The Corrections: A Novel by Jonathan Franzen

9 of 10 people found the following review helpful:

March 9, 2003


"The Corrections" is a decent book about a family that skews more closely to the Bundys than the Cleavers, but I couldn't shake the feeling that I was playing catch up the entire way. The book was divided up so that it would focus on one character at a time, usually flowing from the past to the present. The end effect of this is that so little of the book seems to take place in the present.

In the final analysis, I wonder what the point of this book was. Every member of the family is so deeply flawed that they make my own family seem like saints by comparison. There's patriarch Alfred coming apart from Parkinson's and depression, his perpetually nagging wife Enid, selfish yuppie son Gary, aging rebel son Chip, and conflicted lesbian daughter Denise.
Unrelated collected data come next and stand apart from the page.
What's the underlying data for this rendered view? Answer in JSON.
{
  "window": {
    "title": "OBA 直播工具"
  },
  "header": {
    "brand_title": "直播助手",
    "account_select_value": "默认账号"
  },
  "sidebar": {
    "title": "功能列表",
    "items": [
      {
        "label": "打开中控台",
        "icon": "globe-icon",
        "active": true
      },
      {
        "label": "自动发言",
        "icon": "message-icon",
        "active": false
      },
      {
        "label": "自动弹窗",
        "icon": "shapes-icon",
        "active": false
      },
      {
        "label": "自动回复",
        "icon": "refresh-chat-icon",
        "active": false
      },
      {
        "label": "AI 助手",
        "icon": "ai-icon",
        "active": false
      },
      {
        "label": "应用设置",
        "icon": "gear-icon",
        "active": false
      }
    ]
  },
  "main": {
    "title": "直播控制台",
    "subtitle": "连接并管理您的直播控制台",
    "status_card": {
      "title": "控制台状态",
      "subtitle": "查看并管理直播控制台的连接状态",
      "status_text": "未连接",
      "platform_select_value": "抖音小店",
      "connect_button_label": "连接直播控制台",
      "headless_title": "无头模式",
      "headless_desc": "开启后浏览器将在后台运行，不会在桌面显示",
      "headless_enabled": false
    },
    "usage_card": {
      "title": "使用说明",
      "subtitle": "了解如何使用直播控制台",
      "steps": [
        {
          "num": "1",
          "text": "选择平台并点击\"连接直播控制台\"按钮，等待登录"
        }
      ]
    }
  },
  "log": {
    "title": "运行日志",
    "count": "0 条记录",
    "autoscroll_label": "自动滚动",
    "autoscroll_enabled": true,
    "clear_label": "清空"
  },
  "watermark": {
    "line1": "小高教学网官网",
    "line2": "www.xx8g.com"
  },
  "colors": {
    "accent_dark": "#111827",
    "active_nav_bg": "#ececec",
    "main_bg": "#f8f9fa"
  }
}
As Franzen details each of the characters, I'm left feeling that if these people were my family I'd have disowned them long ago. This is not a story of hope, redemption, or family togetherness. It's just a yarn about a severely dysfunctional family that still can't pull it together in the end.
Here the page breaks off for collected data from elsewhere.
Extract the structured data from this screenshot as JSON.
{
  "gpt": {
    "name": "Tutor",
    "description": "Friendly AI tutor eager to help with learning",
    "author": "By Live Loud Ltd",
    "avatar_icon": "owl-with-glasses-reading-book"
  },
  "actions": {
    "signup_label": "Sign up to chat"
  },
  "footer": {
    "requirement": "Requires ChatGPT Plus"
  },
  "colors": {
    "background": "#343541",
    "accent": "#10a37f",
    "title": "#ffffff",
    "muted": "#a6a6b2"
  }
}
What this book needed, in my opinion, was one central character, one primary focus and a smaller time frame. Seeing the Lamberts through one set of eyes through the Christmas holiday would have eliminated that herky-jerky feeling of jumping back to the past, coming to the present, and then jumping back to the past.

Franzen's writing style tends to be wordy and overblown at times, taking too long to make simple points. That's why the book is almost 600 pages, when it could easily be 400-500. Like Michael Chabon's "Kavalier and Clay", I found myself just having to set the book aside because it would wear me down mentally to where I was almost falling asleep. I also didn't understand the point of the far-fetched Correcktall treatment and the fuss over Alfred's patent, neither of which made any real contribution to the plot.

The only good thing is the characters, and that's why I kept reading. Even though there was no great epiphany where everyone got their stuff together, I thought these people were very realistic (just not like MY family). I suppose some small part of me wanted to see if they'd wind up killing each other in the end, sort of like not being able to look away from a train wreck.

At any rate, this is an OK book. Flawed, but generally interesting. It wasn't the book I was expecting, but it wasn't bad either. In addition to "The Corrections", I recommend "A Man in Full" by Tom Wolfe. The humor, style, and widespread use of colloquialisms is very similar.